Instead of rushing around looking for Black Friday deals on gadgets, toys, electronics and various paraphernalia for the house and spending money on things that will clutter up my house and life, today I stayed home with my hubby and son. I took the time to enjoy my coffee and my couch. I cuddled my cat and even took a nap! I watched T.V. and caught up on some of my email. This story is one that was shared with me some time ago and put into a folder to read when I got “a round tuit”. Today I read it.
The message within the story touched my heart and reminded me that within each of us, in our failures and our graces, God sees the amazing possibilities! I hope that you also enjoy the story, but more importantly, I hope you can see the possibilities within your struggles and disappointments. Be blessed my friends:
Three children stand on the front porch of their small, weather beaten home. Three pair of brown eyes squint against the blazing Georgia sun. A huge dust cloud billows behind the white El-Camino mail truck. Three pair of long brown legs race outside, and three pair of hands reach for the mailbox. Jen-et, Junior and Peaches are hoping the boxes will arrive today.
Every year the children wait for school supplies and clothes from their northern relatives. Weeks pass and nothing arrives. Their disappointment turns to panic. Finally, Aunt Ruby sends money for clothes. Lillian sends school supplies and Uncle Melvin sends new shoes.
Ma and Pa spread everything out on the white wrought iron bed. There are school supplies, matching outfits, underwear, socks, shoes, and two coats. Pa sighs “Jen-et needs something warm.” Ma nods, “Tomorrow, I’ll look through the trunk. Maybe there will be something I can use.”
The beautifully carved trunk has been in Ma’s family for generations. It stored all kinds of interesting and unusual things. Ma and Pa always found what they needed. The children believed the trunk was filled with unlimited possibilities.
The trunk held white quilt batting, colored buttons, odd shaped fabric scraps, and all sorts of brick-a-brack. Nothing seems just right for a little girl. Something tucked in the corner caught Ma’s eye.
The fabric was perfect for a little girl’s warm winter wrap. Peaches said it felt fluffy like a cloud, and thin like a pancake. Junior said it was bright like sunshine and dark like a moonless night. Jen-et said it smelled sweet like a gardenia and fresh like a cucumber.

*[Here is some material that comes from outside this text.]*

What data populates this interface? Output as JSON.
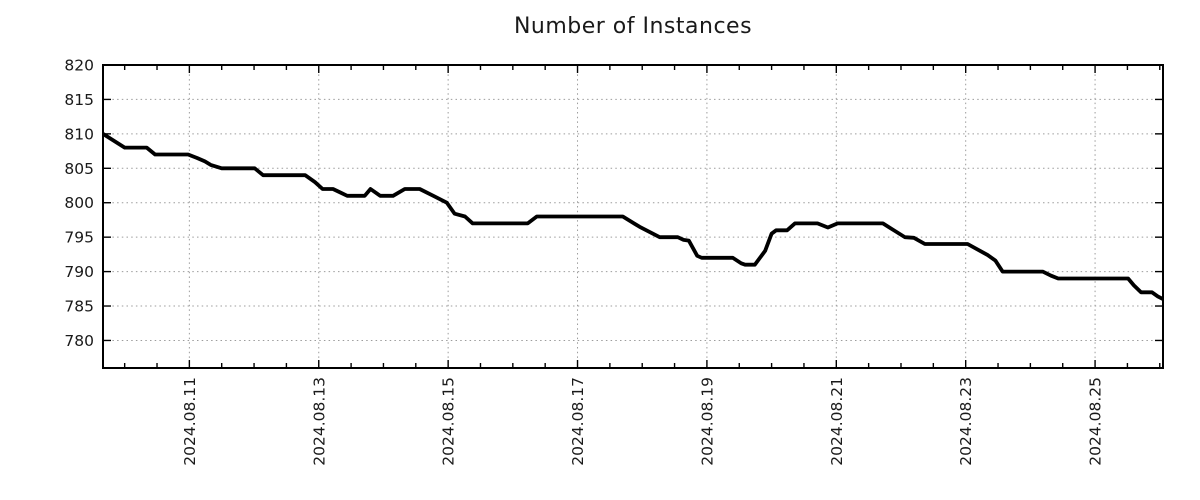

The wrap buttoned under Jen-et’s chin, and flowed over her shoes. She wore the wrap to school, to church, and to visit all the relatives. By spring, it showed signs of wear and tear. The wrap was tucked away in the trunk of possibilities.
Summer quickly passed. The relatives sent everything, except something warm for Junior. Ma found the worn wrap in the trunk of possibilities. Enough good fabric was left to make a warm, winter jacket. Junior wore the jacket to school, to church, and to visit all the relatives. By spring, the jacket was frayed and buttons were missing. It went back into the trunk of possibilities.

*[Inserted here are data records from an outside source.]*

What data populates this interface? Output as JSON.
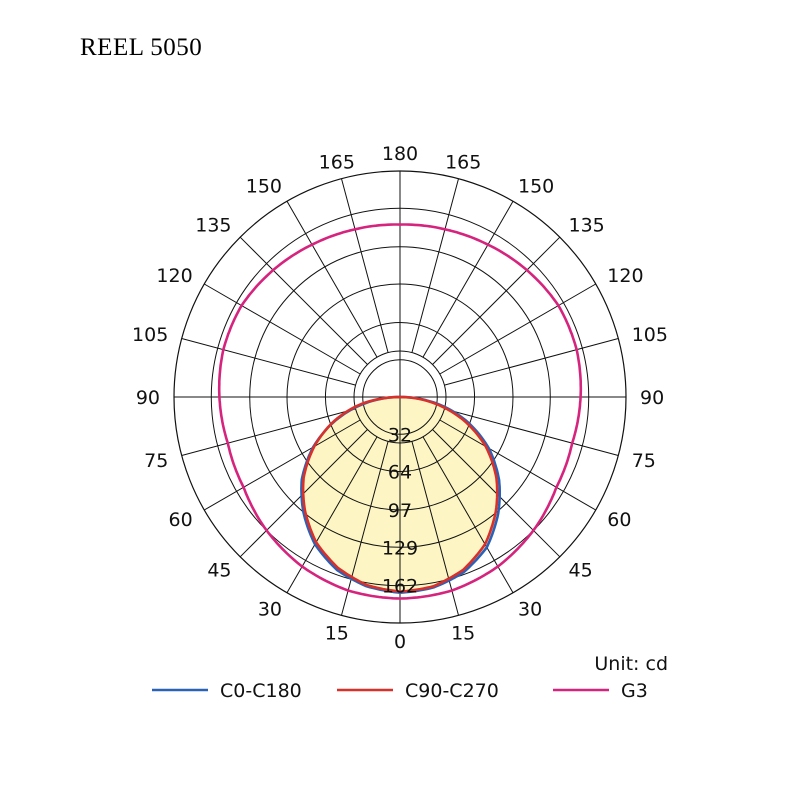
{
  "title": "REEL 5050",
  "chart_data": {
    "type": "polar",
    "title": "REEL 5050",
    "unit_label": "Unit: cd",
    "r_max": 194,
    "ring_values": [
      32,
      64,
      97,
      129,
      162
    ],
    "ring_labels": [
      "32",
      "64",
      "97",
      "129",
      "162"
    ],
    "angle_ticks": [
      {
        "angle": 0,
        "label": "0"
      },
      {
        "angle": 15,
        "label": "15"
      },
      {
        "angle": 30,
        "label": "30"
      },
      {
        "angle": 45,
        "label": "45"
      },
      {
        "angle": 60,
        "label": "60"
      },
      {
        "angle": 75,
        "label": "75"
      },
      {
        "angle": 90,
        "label": "90"
      },
      {
        "angle": 105,
        "label": "105"
      },
      {
        "angle": 120,
        "label": "120"
      },
      {
        "angle": 135,
        "label": "135"
      },
      {
        "angle": 150,
        "label": "150"
      },
      {
        "angle": 165,
        "label": "165"
      },
      {
        "angle": 180,
        "label": "180"
      },
      {
        "angle": -15,
        "label": "15"
      },
      {
        "angle": -30,
        "label": "30"
      },
      {
        "angle": -45,
        "label": "45"
      },
      {
        "angle": -60,
        "label": "60"
      },
      {
        "angle": -75,
        "label": "75"
      },
      {
        "angle": -90,
        "label": "90"
      },
      {
        "angle": -105,
        "label": "105"
      },
      {
        "angle": -120,
        "label": "120"
      },
      {
        "angle": -135,
        "label": "135"
      },
      {
        "angle": -150,
        "label": "150"
      },
      {
        "angle": -165,
        "label": "165"
      }
    ],
    "fill_color": "#fdf6c4",
    "series": [
      {
        "name": "C0-C180",
        "color": "#2a62b8",
        "angles": [
          -90,
          -80,
          -70,
          -60,
          -50,
          -40,
          -30,
          -20,
          -10,
          0,
          10,
          20,
          30,
          40,
          50,
          60,
          70,
          80,
          90
        ],
        "values": [
          0,
          30,
          59,
          86,
          110,
          129,
          146,
          158,
          165,
          168,
          166,
          160,
          149,
          131,
          111,
          88,
          61,
          32,
          0
        ]
      },
      {
        "name": "C90-C270",
        "color": "#d8302a",
        "angles": [
          -90,
          -80,
          -70,
          -60,
          -50,
          -40,
          -30,
          -20,
          -10,
          0,
          10,
          20,
          30,
          40,
          50,
          60,
          70,
          80,
          90
        ],
        "values": [
          0,
          33,
          60,
          85,
          108,
          127,
          144,
          156,
          164,
          167,
          165,
          158,
          146,
          128,
          108,
          85,
          58,
          29,
          0
        ]
      },
      {
        "name": "G3",
        "color": "#d6247e",
        "angles": [
          -180,
          -165,
          -150,
          -135,
          -120,
          -105,
          -90,
          -75,
          -60,
          -45,
          -30,
          -15,
          0,
          15,
          30,
          45,
          60,
          75,
          90,
          105,
          120,
          135,
          150,
          165,
          180
        ],
        "values": [
          148,
          149,
          151,
          154,
          157,
          157,
          155,
          153,
          155,
          162,
          168,
          172,
          173,
          172,
          168,
          162,
          155,
          153,
          155,
          157,
          157,
          154,
          151,
          149,
          148
        ]
      }
    ],
    "legend_position": "bottom"
  }
}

Again, the relatives sent the children’s school needs. Peaches needed something warm. Junior’s old jacket was in the trunk of possibilities. Enough good fabric was left to make a warm winter vest. Peaches wore the vest to school, to church, and to visit all the relatives. By spring the vest was frayed and buttons were missing. It went back in the trunk of possibilities and remained there many years.

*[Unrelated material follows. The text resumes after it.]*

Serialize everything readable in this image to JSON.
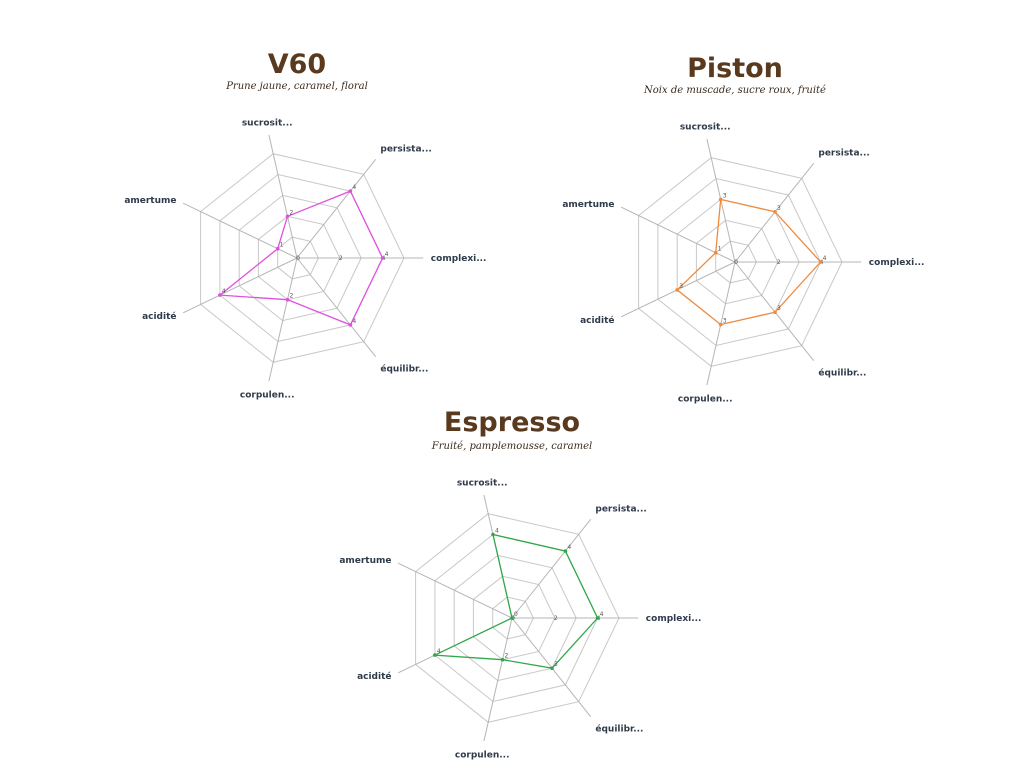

The children grew up, and finished school. One by one they got married and moved away from home. They often talked about the trunk of possibilities at family dinners. The trunk remained closed until Jen-et had the first grandchild.
Ma wanted to make a special gift for the baby. Nothing seemed just right. Late one evening she opened the trunk of possibilities. There was Peaches old worn vest. Tenderly touching the fabric, Ma remembered Junior’s jacket, and Jen-et’s wrap.
She fashioned a blanket from the vest. The blanket was fluffy like a cloud, flat like a pancake. It was shiny like the sun and black like a moonless night. It smelled sweet like a gardenia and fresh like a cucumber. The baby used the blanket at home, at church and when visiting all the relatives. Tattered and worn, Ma placed it back in the trunk of possibilities.
The blanket stayed there until Junior’s first child. Ma made a tiny pillow for the baby. The baby used the pillow at home, at church, and when visiting all the relatives. The pillow became flat and flabby. It went back into the trunk of possibilities.
The trunk was opened again with Peaches first child. There among the odd buttons, fabric scraps and brick-a-brack was the flat, flabby pillow. Ma used the fabric to make a bib. The baby wore the bib at home, to church, and to visit all the relatives. Torn and stained, the bib was returned to the trunk of possibilities.
The bib and the beautifully carved trunk became a part of the family’s tradition. They gather to tell stories of the interesting and unusual things in the trunk. It is their best and most special time together. They are gathering around the trunk of possibilities to this very day.
A note to Parents: Stories beget stories. Use this story to stimulate memories of important family events, the first day of school, graduation, the birth of a child, leaving home, the first job. These stories connect children to family history and serve as inspiration and motivation. As children learn the family story, they enrich the story with contributions from their own life.